I have a MS SQL 2008 database which stores data for creating a weighted, undirected graph. The data is stored in tables with the following structure:
[id1] [int] NOT NULL,
[id2] [int] NOT NULL,
[weight] [float] NOT NULL
where [id1] and [id2] represents the two connected nodes and [weight] the weight of the edge that connects these nodes.
There are several different algorithms, that create the graph from some basic data. For each algorithm, I want to store the graph-data in a separate table. Those tables all have the same structure (as shown above) and use a specified prefix (similarityALB, similaritybyArticle, similaritybyCategory, ...) so I can identify them as graph-tables.
The client program can select, which table (i.e. by which algorithm the graph is created) to use for the further operations.
Access to the data is done by stored procedures.
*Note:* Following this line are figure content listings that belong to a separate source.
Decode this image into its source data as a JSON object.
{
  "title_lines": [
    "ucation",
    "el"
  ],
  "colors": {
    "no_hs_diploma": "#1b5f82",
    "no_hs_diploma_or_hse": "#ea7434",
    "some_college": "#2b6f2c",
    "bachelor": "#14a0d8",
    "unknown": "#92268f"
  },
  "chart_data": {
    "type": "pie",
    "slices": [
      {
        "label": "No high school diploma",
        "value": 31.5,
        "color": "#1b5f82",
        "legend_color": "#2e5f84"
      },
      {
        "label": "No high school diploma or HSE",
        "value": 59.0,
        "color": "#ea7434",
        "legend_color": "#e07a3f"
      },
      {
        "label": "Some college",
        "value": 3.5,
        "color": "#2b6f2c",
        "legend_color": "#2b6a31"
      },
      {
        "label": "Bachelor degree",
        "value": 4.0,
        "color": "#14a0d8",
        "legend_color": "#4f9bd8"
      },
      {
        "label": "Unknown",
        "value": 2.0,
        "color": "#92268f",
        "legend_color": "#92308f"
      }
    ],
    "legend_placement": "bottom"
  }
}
As I have different tables, I would need to use a variable tablename e.g.:
SELECT id1, id2, weight FROM @tableName
This doesn't work because SQL doesn't support variable tablenames in the statement. I have searched the web and all solutions to this problem use the dynamic SQL EXEC() statement e.g.:
EXEC('SELECT id1, id2, weight FROM ' + @tableName)
As most of them mentioned, this makes the statement prone to SQL-injection, which I'd like to avoid. A simple redesign idea would be to put all the different graphs in one table and add a column to identify the different graphs.
[graphId] [int] NOT NULL,
[id1] [int] NOT NULL,
[id2] [int] NOT NULL,
[weight] [float] NOT NULL
My problem with this solution is, that the graphs can be very large depending on the used algorithm (up to 500 Million entries). I need to index the table over (id1, id2) and (id2, id1). Now putting them all in one big table would makes the table even huger (and requests slower). Adding a new graph would result in bad performance, because of the active indicees. Deleting a graph could not be done by TRUNCATE anymore, I would need to use
DELETE * FROM myTable WHERE graphId=@Id
which performs very bad with large tables and creates a very large logfile (which would exceed my disk space when the graph is big enough). So I'd like to keep the independent tables for each graph.
Any suggestions how to solve this problems by either find a way to parametrize the tablename or to redesign the database structure while avoiding the aforementioned problems?